Andreas Flögel: Wie vorher schon angedeutet geht es bei mir beim Lesen genauso querbeet zu wie beim Schreiben. Etwas wozu ich immer wieder zurückkehre, sind die hardboiled Stories von Hammet, Chandler und deren Epigonen, aber ich liebe auch Sherlock Holmes. Was Fantasy angeht, bin ich nicht der Leser für die 21-bändige Saga. Auch hier bevorzuge ich kürzere und Standalone-Werke, wie z.B "The Blacktongue Thief" von Christopher Buehlman oder Scott Lynch's "Gentleman Bastard Trilogie". Bei SF finden sich meine Lieblinge in den verschiedene -punk Kategorien, natürlich vor allem Cyberpunk. Außer den Werken von William Gibson ist hier z.B. "Snow Crash" von Neal Stephenson eines meiner Lieblingsbücher.  Bei Horror startet für mich alles bei den Klassikern Poe, Lovecraft und Zeitgenossen. Als Beispiel für Aktuelleres kann ich z.B. die "Sworn Soldier" Novellen von T. Kingfisher nennen.

Und weil ich gerade dabei bin, hier noch eine Empfehlung aus meiner Lektüre der letzten Zeit: "The Tainted Cup" von Robert Jackson Bennett verbindet Krimielemente mit Fantasy, Horror, Weird und interessantem Worldbuilding.   

 

Michael Schmidt: Fleiß soll ja die wichtigste Tugend eines Autors sein und sein Veröffentlichungsoutput ist der Nachweis. Was steht in der Pipeline?

Andreas Flögel: Da kommt einiges in der nächsten Zeit.

Auf Deutsch warten zwei längere Urban-Fantasy Geschichten für verschiedene Anthologien auf eine Veröffentlichung irgendwann dieses Jahr.

Im Englischen steht meine zweite Story im Sci-Phi-Journal an. Dann zwei ganz unterschiedliche Weird-West-Stories, eine für das Patreon von Black Hare Press, die andere, deutlich länger, konnte ich in einer Anthologie eines Verlages aus Utah unterbringen.

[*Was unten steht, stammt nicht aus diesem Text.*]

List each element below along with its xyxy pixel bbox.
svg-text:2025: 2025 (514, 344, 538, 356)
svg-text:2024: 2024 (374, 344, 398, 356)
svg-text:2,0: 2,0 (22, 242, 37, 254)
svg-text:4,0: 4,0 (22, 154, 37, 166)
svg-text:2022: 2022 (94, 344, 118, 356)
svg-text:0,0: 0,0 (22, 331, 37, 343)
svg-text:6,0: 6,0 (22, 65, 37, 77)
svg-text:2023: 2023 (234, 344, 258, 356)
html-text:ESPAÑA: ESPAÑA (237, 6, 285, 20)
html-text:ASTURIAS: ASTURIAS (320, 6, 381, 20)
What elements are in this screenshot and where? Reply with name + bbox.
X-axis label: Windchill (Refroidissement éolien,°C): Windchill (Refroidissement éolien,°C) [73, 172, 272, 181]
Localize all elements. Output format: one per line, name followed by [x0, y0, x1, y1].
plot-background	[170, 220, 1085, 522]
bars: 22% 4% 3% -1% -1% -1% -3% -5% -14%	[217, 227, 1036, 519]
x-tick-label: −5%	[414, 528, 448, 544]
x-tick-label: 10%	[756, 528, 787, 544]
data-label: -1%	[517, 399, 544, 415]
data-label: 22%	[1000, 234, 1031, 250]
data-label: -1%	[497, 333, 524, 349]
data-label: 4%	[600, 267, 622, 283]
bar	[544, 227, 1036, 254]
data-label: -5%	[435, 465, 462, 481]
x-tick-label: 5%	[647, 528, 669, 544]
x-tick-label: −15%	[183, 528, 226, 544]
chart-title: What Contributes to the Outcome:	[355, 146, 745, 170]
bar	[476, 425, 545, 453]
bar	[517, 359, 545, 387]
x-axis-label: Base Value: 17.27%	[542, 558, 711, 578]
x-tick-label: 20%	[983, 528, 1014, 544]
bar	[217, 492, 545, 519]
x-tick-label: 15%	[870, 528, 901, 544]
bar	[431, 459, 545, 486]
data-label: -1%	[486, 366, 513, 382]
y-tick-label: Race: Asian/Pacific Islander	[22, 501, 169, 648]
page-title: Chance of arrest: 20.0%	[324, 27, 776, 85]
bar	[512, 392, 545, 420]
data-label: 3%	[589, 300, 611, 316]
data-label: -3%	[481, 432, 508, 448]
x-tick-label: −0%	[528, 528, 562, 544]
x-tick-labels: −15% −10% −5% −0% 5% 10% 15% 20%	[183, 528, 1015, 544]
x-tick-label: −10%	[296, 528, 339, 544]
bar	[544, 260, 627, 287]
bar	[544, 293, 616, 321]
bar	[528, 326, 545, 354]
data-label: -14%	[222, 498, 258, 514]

Und nicht zuletzt eine Folk-Horror Geschichte, die aus einer alten Idee für eine Story auf Deutsch entstanden ist. Beim Umschreiben auf Englisch habe ich die ursprüngliche Idee gnadenlos zusammengekürzt und konnte sie so als Flash unterbringen. Dazwischen stehen auch ein paar Drabbles zur Veröffentlichung an.

 


Michael Schmidt: Und woran schreibst du gerade?

Andreas Flögel: Gerade schreibe ich auf Englisch an einer längeren Horror Geschichte und lege letzte Hand an eine paranormal-noir Flashstory. Dazu kommen wie immer noch ein paar Drabbles. Und auf Deutsch steht als nächstes wohl eine weitere GPH-Geschichte an.

 


 Michael Schmidt: Noch ein Wort an die Meute dort draußen!

Andreas Flögel: Wenn ihr etwas lest, das euch gefällt, dann sagt es bitte. Es muss ja keine seitenlange Rezension sein. Ein einfaches "Diese Geschichte hat mir gefallen" reicht, um den Autor glücklich zu machen.